醋酸菌中CRISPR位点的比较基因组学与进化分析

doi:10.16288/j.yczz.15-244

遗传 ›› 2015, Vol. 37 ›› Issue (12): 1242-1250.doi: 10.16288/j.yczz.15-244

醋酸菌中CRISPR位点的比较基因组学与进化分析

夏凯, 梁新乐, 李余动

浙江工商大学食品与生物工程学院,杭州 310018

收稿日期:2015-06-01 出版日期:2015-12-20 发布日期:2015-10-08
通讯作者: 李余动,博士,副教授,研究方向：微生物基因组学。E-mail: lyd@zjsu.edu.cn E-mail:xiakai333@126.com
作者简介:夏凯,硕士研究生,专业方向：醋酸菌分子生物学。E-mail: xiakai333@126.com
基金资助:
国家自然科学基金(编号：3117175)和浙江省自然科学基金(编号：LY14C060001)资助

Comparative genomics and evolutionary analysis of CRISPR loci in acetic acid bacteria

Kai Xia, Xinle Liang, Yudong Li

College of Food and Biotechnology, Zhejiang Gongshang University, Hangzhou 310018, China

Received:2015-06-01 Online:2015-12-20 Published:2015-10-08

摘要/Abstract

摘要： CRISPR (Clustered regularly interspaced short palindromic repeats)是近几年发现的一种广泛存在于细菌和古菌中,能够应对外源DNA干扰(噬菌体、病毒、质粒等),并提供免疫机制的重复序列结构。CRISPR系统通常由同向重复序列、前导序列、间隔序列和CRISPR相关蛋白组成。本研究以醋酸发酵中常见3个属醋杆菌属(Acetobacter)、葡糖醋杆菌属(Gluconacetobacter)和葡糖杆菌属(Gluconobacter)的48个菌株为研究对象,通过其基因组上CRISPR相关基因序列的生物信息学分析,探索CRISPR位点在醋酸菌中的多态性及其进化模式。结果表明48株醋酸菌中有32株存在CRISPR结构,大部分CRISPR-Cas结构属于type I-E和type I-C类型。除了葡糖杆菌属外,葡糖醋杆菌属和醋杆菌属中的部分菌株含有II类的CRISPR-Cas系统结构(CRISPR-Cas9)。来自不同属菌株的CRISPR结构中重复序列具有较强的保守性,而且部分菌株CRISPR结构中的前导序列具有保守的motif (与基因的转录调控有关)及启动子序列。进化树分析表明cas1适合用于醋酸菌株的分类,而不同菌株间cas1基因的进化与重复序列的保守性相关,预示它们可能受相似的功能选择压力。此外,间隔序列的数量与噬菌体数量及插入序列(Insertion sequence, IS)数量有正相关的趋势,说明醋酸菌在进化过程中可能正不断受新的外源DNA入侵。醋酸菌中CRISPR结构位点的分析,为进一步研究不同醋酸菌株对醋酸胁迫耐受性差异及其基因组稳定性的分子机制奠定了基础。
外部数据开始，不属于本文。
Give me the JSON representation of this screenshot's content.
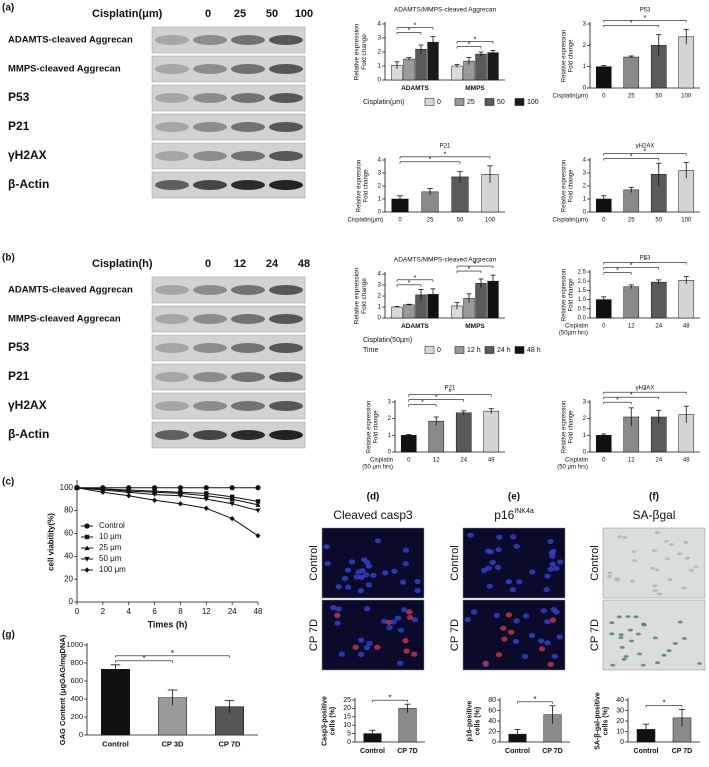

关键词: 醋酸菌, CRISPR, 重复序列, 遗传进化

Abstract: The clustered regularly interspaced short palindromic repeat (CRISPR) is a widespread adaptive immunity system that exists in most archaea and many bacteria against foreign DNA, such as phages, viruses and plasmids. In general, CRISPR system consists of direct repeat, leader, spacer and CRISPR-associated sequences. Acetic acid bacteria (AAB) play an important role in industrial fermentation of vinegar and bioelectrochemistry. To investigate the polymorphism and evolution pattern of CRISPR loci in acetic acid bacteria, bioinformatic analyses were performed on 48 species from three main genera (Acetobacter, Gluconacetobacter and Gluconobacter) with whole genome sequences available from the NCBI database. The results showed that the CRISPR system existed in 32 species of the 48 strains studied. Most of the CRISPR-Cas system in AAB belonged to type I CRISPR-Cas system (subtype E and C), but type II CRISPR-Cas system which contain cas9 gene was only found in the genus Acetobacter and Gluconacetobacter. The repeat sequences of some CRISPR were highly conserved among species from different genera, and the leader sequences of some CRISPR possessed conservative motif, which was associated with regulated promoters. Moreover, phylogenetic analysis of cas1 demonstrated that they were suitable for classification of species. The conservation of cas1 genes was associated with that of repeat sequences among different strains, suggesting they were subjected to similar functional constraints. Moreover, the number of spacer was positively correlated with the number of prophages and insertion sequences, indicating the acetic acid bacteria were continually invaded by new foreign DNA. The comparative analysis of CRISR loci in acetic acid bacteria provided the basis for investigating the molecular mechanism of different acetic acid tolerance and genome stability in acetic acid bacteria.

Key words: acetic acid bacteria, CRISPR, repeat sequence, genetic evolution

夏凯, 梁新乐, 李余动. 醋酸菌中CRISPR位点的比较基因组学与进化分析[J]. 遗传, 2015, 37(12): 1242-1250.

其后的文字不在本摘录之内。